Thursday, December 30, 2004

There are always winners and losers...

The LA Times has an article on the budget process that starts with:

For years, government has been about singling out winners for favored treatment in spending and tax policy. That era is about to end — and the change could be painful.

The budget surpluses of 1998 to 2001 enabled Washington to make funds available for such favored causes as domestic security, medical research and prescription drugs under Medicare. The government also slashed taxes for a variety of groups, including two-earner couples and the wealthy.

But the surpluses have turned into record deficits. President Bush is not about to take back his tax cuts, but in setting spending levels in the budget that he will deliver to Congress in the new year, he will single out a loser — perhaps several — for every winner.

But they stop short of proclaiming exactly who the real winners and losers are, even though they pretty much already said it:
"President Bush is not about to take back his tax cuts..."

i.e. the weathly and corporations are the big winners here... who are the losers? The elderly and the poor:
Medicare and Medicaid are prominent on Bush's likely hit list.

-----

Nelson said Medicare's hospital benefits had remained untouched while doctors' reimbursements were constantly threatened."The appearance is that the government is trying to solve Medicare's financial problems on the backs of the
nation's doctors," he said.

The ultimate losers, he said, would be the elderly insured by Medicare. Before Congress reversed the cuts scheduled for 2004 and 2005, he said, a survey
showed that 24% of family doctors would stop taking new Medicare patients if the
cuts held up.

-----

Medicaid supporters — the nation's governors and antipoverty advocates — are using it in an effort to head off an expected proposal to scale back the federal share of the joint federal-state program of health insurance for the poor.
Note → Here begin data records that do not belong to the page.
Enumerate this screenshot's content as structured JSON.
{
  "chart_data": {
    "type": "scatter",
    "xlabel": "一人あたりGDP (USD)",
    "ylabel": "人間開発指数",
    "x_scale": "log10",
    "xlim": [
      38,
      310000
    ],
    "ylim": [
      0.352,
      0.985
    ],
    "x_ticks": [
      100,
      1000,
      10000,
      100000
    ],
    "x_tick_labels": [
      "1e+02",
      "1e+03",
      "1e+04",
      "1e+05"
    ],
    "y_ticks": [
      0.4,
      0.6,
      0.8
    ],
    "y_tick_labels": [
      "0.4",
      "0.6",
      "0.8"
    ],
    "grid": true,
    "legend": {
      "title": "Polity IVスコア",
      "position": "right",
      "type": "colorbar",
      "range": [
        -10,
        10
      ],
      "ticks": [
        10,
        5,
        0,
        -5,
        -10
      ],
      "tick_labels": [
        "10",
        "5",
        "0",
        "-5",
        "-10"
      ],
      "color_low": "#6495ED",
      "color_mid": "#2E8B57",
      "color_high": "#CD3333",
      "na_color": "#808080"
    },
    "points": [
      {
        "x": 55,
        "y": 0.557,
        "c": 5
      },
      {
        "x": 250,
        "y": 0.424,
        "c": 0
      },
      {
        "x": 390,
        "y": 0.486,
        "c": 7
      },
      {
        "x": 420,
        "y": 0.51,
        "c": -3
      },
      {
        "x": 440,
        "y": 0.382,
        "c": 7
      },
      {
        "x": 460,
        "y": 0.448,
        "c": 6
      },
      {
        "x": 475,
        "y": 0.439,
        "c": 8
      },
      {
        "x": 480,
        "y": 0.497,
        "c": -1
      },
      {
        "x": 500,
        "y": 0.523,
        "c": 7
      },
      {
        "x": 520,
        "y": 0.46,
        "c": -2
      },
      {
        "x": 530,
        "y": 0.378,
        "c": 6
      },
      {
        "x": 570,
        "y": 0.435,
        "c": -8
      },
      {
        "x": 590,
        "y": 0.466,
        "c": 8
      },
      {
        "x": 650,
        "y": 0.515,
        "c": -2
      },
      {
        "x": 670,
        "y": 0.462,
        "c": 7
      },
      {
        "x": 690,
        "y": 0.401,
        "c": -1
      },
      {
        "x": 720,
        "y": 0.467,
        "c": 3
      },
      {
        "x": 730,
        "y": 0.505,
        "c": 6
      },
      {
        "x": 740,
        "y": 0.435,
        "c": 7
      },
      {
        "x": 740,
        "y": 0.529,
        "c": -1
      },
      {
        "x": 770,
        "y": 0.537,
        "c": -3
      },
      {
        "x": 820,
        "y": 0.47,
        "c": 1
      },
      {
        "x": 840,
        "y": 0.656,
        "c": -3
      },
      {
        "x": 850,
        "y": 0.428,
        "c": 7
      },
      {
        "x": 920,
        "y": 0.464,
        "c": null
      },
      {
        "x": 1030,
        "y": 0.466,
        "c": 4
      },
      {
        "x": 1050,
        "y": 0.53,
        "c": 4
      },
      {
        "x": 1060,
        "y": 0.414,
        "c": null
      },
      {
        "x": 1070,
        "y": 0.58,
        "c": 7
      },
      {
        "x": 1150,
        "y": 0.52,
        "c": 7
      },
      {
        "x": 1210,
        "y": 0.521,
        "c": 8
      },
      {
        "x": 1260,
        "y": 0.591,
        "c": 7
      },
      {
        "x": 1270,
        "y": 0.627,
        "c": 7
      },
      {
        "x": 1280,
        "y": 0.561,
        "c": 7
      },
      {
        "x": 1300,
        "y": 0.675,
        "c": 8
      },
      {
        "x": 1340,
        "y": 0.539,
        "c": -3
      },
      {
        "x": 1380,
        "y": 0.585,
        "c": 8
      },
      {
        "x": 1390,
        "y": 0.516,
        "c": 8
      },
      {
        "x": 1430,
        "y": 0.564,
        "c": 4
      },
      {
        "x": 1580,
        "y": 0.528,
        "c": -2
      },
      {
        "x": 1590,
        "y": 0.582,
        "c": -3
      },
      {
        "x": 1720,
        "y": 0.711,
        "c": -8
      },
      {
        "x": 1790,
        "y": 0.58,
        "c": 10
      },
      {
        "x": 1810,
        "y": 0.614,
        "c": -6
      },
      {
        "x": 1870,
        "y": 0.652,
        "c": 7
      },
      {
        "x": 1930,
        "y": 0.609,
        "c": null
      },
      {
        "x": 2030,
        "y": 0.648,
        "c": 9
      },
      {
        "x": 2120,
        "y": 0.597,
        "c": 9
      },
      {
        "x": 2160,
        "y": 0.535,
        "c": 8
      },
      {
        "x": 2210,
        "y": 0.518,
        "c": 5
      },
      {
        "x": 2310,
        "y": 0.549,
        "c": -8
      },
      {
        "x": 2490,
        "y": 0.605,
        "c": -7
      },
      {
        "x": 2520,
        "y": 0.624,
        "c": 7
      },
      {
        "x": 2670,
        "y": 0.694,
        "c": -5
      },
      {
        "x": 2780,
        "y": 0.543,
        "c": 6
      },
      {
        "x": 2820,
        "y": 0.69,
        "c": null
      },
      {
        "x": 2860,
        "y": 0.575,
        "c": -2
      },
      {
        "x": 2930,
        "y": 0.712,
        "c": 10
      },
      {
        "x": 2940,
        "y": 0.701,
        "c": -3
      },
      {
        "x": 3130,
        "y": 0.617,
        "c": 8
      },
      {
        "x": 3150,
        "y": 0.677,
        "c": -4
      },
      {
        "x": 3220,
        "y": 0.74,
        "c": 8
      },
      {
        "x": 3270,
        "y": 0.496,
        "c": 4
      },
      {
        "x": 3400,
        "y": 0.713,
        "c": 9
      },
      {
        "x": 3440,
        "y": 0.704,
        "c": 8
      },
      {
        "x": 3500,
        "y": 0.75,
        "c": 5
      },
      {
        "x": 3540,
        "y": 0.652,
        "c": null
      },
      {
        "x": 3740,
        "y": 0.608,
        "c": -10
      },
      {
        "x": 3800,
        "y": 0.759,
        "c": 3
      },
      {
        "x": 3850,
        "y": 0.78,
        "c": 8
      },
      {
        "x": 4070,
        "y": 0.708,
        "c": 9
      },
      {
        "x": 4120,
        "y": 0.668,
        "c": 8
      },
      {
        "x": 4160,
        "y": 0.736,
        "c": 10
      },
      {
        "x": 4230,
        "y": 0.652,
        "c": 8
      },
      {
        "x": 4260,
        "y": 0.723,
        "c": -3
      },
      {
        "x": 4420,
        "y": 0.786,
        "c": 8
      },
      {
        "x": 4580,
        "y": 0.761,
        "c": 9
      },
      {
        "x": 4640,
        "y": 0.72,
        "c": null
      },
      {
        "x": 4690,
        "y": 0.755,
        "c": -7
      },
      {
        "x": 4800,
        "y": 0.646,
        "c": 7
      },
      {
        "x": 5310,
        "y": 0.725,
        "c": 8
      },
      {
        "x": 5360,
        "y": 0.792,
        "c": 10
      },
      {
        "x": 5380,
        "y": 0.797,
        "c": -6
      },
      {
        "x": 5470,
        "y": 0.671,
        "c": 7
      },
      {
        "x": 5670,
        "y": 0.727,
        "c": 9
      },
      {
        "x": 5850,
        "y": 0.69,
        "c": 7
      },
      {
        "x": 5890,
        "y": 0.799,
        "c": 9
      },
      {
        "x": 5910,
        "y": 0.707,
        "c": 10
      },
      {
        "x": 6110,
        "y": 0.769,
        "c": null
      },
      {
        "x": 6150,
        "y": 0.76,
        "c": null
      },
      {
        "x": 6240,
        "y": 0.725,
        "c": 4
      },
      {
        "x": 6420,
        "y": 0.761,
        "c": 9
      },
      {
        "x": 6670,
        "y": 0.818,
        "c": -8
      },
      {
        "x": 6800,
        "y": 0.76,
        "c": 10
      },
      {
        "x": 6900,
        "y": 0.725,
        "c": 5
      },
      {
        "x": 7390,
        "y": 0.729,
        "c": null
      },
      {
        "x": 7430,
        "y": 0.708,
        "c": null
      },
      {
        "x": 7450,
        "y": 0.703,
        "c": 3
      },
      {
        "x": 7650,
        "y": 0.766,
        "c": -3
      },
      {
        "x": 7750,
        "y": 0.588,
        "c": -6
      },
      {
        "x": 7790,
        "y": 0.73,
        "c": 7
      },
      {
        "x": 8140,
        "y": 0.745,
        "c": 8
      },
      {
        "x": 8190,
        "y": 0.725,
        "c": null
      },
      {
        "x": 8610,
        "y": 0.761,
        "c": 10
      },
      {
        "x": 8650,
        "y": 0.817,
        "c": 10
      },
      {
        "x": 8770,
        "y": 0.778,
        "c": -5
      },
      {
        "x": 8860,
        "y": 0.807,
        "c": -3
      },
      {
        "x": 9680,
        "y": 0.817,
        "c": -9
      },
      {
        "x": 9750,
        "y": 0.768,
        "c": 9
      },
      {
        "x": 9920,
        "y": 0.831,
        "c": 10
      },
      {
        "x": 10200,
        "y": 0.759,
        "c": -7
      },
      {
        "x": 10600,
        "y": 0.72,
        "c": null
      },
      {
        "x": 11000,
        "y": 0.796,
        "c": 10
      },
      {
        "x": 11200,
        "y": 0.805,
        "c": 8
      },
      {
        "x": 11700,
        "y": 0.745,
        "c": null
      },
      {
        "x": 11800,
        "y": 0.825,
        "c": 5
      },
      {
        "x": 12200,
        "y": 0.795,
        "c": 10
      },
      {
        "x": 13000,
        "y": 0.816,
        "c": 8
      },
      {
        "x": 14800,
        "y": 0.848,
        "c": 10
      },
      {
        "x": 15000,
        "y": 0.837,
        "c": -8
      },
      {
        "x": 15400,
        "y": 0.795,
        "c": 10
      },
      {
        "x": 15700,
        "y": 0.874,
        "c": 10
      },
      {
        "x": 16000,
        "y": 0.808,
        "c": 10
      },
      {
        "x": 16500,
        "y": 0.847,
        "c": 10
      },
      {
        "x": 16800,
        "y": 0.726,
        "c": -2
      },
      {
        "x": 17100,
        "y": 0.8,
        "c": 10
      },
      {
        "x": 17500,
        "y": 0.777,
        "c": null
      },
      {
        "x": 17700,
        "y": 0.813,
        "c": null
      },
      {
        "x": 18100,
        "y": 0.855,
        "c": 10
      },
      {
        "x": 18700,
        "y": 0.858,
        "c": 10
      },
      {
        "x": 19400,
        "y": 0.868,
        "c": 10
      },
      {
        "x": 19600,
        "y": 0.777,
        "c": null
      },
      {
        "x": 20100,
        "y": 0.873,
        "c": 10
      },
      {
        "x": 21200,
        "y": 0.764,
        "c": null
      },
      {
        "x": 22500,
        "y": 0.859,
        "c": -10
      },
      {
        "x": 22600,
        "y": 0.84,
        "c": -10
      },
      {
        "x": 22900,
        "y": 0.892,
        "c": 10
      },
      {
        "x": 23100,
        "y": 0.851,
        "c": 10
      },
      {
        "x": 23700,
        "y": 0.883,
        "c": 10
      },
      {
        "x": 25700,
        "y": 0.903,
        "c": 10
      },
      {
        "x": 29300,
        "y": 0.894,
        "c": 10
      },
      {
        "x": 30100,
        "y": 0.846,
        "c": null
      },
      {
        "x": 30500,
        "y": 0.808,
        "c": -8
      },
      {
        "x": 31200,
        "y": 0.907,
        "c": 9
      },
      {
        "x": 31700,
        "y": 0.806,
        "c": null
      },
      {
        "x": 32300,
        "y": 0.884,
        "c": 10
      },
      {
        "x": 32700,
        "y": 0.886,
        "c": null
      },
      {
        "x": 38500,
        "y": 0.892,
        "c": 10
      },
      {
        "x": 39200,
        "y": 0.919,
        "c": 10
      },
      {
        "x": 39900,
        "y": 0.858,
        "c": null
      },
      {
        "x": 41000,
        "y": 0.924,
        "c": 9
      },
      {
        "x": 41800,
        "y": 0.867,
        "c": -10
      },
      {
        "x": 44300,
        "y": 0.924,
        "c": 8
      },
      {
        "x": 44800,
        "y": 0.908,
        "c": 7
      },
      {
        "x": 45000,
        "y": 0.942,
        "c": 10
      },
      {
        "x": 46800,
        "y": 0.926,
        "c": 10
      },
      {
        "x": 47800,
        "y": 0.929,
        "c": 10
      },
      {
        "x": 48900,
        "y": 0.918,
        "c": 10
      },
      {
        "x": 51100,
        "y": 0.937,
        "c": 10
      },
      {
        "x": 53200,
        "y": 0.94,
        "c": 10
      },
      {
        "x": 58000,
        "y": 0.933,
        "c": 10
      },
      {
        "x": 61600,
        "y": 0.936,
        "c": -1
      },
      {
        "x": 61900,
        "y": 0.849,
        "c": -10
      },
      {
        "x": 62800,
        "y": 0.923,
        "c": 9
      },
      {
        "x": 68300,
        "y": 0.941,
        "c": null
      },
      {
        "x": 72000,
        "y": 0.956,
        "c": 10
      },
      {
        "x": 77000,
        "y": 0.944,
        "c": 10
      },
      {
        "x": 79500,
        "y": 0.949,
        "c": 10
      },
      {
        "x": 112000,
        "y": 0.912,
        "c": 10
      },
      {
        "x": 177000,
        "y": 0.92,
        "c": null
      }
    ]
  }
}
Ron Pollack, executive director of Families USA, said cuts were threatening Medicaid's ability to "rise to the occasion when the economy goes sour and more people lose their health insurance."

Got that? The economy goes south, and even though Bush guaranteed us that his tax cuts would be fine even if the economy hit the skids, we start to run a huge deficit. And how do we deal with all this? By cutting programs that are most important during tough economic times, because, ya know, the yachts of the rich are sacrosanct.

The cherry on top? Subterfuge:

Arguing that the costs are only vaguely known, budget writers may also decide not to include the outlays needed to cover the additional costs of the war in Iraq or the transition to proposed private Social Security accounts.